Why and How to Encourage Whistleblowing in Your Workplace
Our law (in the form of the Protected Disclosures Act) encourages employees to disclose unlawful or irregular conduct in their workplaces without fear of reprisal.
Why encourage it?
“3 Reasons Why Whistleblowing is Important for Public and Private Companies” on the Compliance Line website here suggests that employers should actively encourage their employees to “whistleblow” because –
- “The majority of fraud is captured through Whistleblowing”. It should be one of your frontline protections against financial loss from criminal activity.
- “Whistleblowers are often close to the action and have the most important information”.
- “Whistleblowing helps align people so the organization can pursue its vision and mission”. You are in essence protecting your business from two serious risks – reputational damage and the negative consequences of corporate non-compliance.
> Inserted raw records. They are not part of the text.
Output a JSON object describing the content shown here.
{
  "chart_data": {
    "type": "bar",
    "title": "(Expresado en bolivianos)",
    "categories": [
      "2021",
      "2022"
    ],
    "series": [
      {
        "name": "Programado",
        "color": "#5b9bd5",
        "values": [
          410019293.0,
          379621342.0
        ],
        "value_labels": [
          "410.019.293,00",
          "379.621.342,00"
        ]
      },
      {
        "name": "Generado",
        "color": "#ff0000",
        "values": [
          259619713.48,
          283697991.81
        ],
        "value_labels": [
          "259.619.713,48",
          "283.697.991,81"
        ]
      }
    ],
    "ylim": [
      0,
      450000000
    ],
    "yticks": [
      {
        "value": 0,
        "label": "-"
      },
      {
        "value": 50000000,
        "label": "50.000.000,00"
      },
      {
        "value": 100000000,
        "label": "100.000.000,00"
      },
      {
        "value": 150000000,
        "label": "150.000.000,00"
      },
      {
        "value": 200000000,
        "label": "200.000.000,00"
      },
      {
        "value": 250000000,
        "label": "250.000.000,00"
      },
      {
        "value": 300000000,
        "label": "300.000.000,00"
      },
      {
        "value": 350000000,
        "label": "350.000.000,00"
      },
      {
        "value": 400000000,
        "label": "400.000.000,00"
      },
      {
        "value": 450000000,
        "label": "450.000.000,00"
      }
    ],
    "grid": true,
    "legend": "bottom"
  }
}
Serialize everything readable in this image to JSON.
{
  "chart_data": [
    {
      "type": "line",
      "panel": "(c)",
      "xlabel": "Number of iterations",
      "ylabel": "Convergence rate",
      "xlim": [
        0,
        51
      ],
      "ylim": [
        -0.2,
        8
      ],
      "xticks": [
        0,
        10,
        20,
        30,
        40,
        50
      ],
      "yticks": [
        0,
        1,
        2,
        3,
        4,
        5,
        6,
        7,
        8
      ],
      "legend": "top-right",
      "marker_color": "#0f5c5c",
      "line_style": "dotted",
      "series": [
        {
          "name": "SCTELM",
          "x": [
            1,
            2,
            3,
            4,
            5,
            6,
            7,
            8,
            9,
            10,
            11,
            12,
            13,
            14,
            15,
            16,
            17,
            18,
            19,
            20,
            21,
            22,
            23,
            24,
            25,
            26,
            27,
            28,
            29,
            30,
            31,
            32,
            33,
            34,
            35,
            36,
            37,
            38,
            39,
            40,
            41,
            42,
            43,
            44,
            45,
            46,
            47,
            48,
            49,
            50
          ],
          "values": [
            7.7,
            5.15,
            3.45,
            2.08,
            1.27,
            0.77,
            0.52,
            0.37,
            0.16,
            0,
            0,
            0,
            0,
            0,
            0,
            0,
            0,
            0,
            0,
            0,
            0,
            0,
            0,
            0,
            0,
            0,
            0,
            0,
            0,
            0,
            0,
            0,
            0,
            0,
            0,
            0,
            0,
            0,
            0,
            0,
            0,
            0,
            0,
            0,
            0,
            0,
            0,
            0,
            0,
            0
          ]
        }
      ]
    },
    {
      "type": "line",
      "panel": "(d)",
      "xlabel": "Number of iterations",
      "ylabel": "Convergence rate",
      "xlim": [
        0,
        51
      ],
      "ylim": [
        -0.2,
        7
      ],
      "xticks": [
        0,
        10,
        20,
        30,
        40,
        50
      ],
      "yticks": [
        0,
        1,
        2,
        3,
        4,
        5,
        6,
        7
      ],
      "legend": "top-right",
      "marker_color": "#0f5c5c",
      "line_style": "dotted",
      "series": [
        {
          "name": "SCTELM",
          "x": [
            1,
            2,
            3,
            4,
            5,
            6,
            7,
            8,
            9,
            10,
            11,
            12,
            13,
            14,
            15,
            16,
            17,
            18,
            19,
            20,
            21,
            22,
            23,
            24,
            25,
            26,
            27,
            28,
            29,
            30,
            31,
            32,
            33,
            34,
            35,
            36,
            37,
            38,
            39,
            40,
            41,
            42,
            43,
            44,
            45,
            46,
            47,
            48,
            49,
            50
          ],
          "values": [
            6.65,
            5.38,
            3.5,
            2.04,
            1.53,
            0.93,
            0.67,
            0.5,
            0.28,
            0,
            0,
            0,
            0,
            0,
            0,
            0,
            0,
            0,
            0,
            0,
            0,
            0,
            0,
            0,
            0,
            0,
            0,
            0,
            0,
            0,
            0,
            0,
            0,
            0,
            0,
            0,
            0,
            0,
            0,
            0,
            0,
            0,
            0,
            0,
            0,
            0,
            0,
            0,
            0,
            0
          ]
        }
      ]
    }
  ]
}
Lockdown has subjected businesses and their employees to unusually high levels of stress – financially and generally. That is bound to expose companies to new and greater risks of unlawful conduct and loss, and with that comes an increased need to protect yourself and your business from those risks.
And how to encourage it?
“How to make whistleblowing work” on the Good Corporation’s website brings together multiple suggestions on how to create a successful whistleblowing system, whilst a whistleblowing platform like Code Red (“designed in accordance with the King IV code on corporate governance which encourages ethical business leadership and organizational culture”) or Whistle Blowers makes it easy to encourage effective and anonymous online reporting.